Ryu and Koichi have the same mother and father, but go to separate schools in separate towns, eating and sleeping in separate houses... with newly separated parents. A glimmer of hope for the older Koichi arrives with the announcement of a new high-speed shinkansen (bullet train) connecting the brothers' cities. He, dragging a crew of classmates in as well, becomes obsessed with the idea that seeing the two trains pass each other will enable him, eyes jammed shut, to wish for the family's reunion in a moment of synchronicity too perfect for the fates to deny, or thereabouts. (Living in southern Kagoshima under constant threat of a city-levelling volcano eruption, Koichi even wishes for such a disaster, if only to force the parents back together.) The script, the plot, the dialogue—it was all reworked after director Hirokazu Kore-eda cast real-life brothers Koki and Ohshirô Maeda, breathing untold intimacy into the movie's highs and lows.

The parents, teachers and grandchildren in the ambling, unsentimental I Wish don't change much in its two hours. They appear less as cogs in the usual infernal apparatus of what film scholar Elizabeth Alsop calls "hugging, learning and growing"—you know, the stuff that wins most foreign pictures their American viewers in the first place—and more as types, stuck in toxic puddles of regret and self-delusion. As kids, how many of us didn't interpret the grownups mysteriously hovering around as cardboard cutouts stuck in a self-repeating schtick, only to see them slowly morph into more nuanced characters as years passed by? Between these busted role models and the all-too-authentic children, I Wish's dramatic landscape is initially unsatisfying—but that's less a symptom of Kore-eda's lack of humanism than of his refusal to fudge the film's emotional perspective.

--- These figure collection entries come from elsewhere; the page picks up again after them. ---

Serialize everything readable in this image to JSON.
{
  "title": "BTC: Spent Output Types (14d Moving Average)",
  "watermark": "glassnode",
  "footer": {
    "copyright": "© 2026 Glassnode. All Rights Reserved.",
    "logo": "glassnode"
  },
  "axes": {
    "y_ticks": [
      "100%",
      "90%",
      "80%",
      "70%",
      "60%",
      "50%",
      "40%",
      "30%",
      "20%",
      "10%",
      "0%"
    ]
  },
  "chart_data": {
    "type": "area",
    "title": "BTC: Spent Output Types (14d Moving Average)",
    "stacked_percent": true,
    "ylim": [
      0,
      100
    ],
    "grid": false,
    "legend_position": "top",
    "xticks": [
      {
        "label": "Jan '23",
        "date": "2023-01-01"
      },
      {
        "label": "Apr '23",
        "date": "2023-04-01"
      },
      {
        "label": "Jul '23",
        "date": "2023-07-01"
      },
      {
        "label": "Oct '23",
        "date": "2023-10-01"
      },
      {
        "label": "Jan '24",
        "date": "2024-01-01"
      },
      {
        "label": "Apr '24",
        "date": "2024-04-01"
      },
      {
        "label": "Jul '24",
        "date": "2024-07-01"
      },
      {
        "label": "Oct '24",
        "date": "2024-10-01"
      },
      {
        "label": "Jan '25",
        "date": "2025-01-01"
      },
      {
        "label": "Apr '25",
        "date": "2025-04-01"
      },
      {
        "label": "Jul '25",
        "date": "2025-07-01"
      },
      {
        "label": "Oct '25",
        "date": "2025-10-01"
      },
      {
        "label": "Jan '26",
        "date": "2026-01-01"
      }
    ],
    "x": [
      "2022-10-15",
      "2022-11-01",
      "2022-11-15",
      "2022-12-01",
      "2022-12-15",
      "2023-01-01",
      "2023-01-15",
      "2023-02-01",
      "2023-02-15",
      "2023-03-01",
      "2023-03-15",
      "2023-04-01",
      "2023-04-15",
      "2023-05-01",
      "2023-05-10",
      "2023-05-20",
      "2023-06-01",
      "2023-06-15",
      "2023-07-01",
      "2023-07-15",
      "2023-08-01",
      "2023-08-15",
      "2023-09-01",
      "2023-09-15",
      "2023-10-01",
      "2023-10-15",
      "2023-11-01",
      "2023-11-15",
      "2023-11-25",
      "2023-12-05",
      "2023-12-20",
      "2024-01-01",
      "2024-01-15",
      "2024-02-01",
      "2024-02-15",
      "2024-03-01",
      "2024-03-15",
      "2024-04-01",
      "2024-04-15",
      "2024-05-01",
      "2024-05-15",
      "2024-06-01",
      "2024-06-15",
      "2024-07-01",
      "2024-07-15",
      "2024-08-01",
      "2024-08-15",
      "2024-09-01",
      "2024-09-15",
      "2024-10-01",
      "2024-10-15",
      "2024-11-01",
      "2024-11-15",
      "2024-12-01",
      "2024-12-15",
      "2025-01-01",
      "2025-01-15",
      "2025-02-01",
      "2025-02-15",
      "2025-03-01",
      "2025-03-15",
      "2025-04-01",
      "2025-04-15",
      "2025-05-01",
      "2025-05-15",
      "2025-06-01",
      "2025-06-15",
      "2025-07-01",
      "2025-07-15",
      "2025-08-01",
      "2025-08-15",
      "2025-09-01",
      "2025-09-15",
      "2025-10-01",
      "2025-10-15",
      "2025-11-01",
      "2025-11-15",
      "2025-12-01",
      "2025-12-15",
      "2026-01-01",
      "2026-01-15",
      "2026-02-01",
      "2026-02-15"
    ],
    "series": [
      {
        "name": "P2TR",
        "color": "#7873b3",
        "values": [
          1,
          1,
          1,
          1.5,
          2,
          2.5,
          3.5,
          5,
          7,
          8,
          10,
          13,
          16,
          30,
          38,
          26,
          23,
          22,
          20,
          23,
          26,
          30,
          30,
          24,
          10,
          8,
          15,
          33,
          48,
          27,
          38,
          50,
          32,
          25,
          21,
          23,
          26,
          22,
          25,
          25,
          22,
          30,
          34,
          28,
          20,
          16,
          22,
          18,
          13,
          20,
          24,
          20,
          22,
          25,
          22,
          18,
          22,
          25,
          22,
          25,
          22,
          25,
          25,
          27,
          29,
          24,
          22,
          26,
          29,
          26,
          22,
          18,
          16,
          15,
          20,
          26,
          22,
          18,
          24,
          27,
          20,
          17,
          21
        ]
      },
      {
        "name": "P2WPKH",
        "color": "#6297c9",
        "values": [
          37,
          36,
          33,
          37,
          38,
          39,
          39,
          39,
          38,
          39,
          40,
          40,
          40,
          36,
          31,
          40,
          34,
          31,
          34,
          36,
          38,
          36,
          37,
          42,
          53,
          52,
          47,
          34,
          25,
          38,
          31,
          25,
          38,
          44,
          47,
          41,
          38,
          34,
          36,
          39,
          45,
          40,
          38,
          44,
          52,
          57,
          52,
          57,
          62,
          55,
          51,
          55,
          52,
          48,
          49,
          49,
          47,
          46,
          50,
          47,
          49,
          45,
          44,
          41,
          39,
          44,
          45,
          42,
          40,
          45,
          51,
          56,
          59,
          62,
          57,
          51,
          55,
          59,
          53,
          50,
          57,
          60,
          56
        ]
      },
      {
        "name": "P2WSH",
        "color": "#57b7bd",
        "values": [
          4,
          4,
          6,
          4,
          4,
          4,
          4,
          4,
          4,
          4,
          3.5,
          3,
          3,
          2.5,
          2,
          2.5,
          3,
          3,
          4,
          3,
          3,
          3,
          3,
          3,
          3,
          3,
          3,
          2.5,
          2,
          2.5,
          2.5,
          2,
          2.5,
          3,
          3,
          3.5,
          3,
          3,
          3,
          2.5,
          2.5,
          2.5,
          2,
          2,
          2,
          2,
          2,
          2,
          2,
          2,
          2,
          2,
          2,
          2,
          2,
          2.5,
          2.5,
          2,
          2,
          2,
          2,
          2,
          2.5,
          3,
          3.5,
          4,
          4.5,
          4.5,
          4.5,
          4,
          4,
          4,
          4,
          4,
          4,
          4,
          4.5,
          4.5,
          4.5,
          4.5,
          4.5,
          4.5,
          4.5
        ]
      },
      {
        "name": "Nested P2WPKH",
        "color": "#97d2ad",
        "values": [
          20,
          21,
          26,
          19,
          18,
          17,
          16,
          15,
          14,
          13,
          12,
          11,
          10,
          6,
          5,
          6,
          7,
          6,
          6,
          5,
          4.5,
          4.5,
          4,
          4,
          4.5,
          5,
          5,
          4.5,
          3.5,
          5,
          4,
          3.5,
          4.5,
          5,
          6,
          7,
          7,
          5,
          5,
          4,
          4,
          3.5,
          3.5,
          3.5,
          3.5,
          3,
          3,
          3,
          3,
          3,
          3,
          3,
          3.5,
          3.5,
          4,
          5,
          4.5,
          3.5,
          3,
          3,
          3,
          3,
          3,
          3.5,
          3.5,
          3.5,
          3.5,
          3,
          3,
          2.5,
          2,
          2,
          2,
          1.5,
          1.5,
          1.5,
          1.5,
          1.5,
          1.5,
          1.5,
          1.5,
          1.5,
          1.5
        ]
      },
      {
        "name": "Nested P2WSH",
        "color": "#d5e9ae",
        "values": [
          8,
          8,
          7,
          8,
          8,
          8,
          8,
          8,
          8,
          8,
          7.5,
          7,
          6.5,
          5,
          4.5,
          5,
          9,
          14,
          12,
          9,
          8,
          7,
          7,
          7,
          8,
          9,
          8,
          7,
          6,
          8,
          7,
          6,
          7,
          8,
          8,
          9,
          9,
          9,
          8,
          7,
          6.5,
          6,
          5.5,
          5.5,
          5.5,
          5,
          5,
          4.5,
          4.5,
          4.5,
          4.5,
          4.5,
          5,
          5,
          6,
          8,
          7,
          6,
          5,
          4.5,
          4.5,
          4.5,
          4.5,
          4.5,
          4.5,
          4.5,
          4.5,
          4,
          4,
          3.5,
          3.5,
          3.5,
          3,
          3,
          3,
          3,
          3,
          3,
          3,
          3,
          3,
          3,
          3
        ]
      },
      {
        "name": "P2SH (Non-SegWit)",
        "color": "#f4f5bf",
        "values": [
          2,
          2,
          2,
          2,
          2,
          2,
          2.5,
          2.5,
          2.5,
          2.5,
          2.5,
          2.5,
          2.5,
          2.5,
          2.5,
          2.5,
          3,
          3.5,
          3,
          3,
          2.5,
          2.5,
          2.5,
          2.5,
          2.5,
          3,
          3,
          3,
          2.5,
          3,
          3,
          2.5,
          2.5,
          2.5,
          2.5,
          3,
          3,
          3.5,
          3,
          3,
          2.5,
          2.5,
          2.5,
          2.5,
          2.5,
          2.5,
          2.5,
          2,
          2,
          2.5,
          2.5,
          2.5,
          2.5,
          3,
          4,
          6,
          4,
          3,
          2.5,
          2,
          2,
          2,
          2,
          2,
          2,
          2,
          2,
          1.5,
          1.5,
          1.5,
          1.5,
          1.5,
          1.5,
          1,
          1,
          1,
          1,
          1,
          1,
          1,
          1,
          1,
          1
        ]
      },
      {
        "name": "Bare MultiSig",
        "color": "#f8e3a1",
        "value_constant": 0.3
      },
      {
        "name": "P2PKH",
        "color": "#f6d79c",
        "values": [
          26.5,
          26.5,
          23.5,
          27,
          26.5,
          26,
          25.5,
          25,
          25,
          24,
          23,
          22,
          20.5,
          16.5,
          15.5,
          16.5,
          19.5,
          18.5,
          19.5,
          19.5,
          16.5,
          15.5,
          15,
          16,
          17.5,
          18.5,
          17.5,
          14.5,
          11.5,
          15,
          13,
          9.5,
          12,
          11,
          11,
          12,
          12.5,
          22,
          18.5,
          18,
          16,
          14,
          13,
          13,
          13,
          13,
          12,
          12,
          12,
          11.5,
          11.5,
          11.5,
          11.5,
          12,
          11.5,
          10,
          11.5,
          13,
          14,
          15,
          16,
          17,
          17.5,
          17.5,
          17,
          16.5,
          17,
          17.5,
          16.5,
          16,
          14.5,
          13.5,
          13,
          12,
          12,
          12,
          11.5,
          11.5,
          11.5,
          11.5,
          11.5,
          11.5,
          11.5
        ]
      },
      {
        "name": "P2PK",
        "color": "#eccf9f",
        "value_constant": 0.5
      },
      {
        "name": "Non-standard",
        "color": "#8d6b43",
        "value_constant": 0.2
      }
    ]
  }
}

Not unlike Bill Watterson or Ursula Nordstrom, the director trusts his audience to see the world through innocent eyes, his images arranged as narcotically clear standalone impressions and first-person vistas, often shot quite low to the ground. Kore-eda's 1998 masterpiece After Life takes place in a limbo-office where the deceased get to choose one peak moment from their lives, then dutifully researched/performed/filmed/archived by office staff—before committing themselves to eternity. Sounds loony, but it might be his philosophy of cinema: scarce on big payoffs, I Wish trades rather in bite-sized moods and detours, hopes and disappointments, memories unpacked and revisited with that bittersweet ambiguity you can usually escape in movies but always expect from life.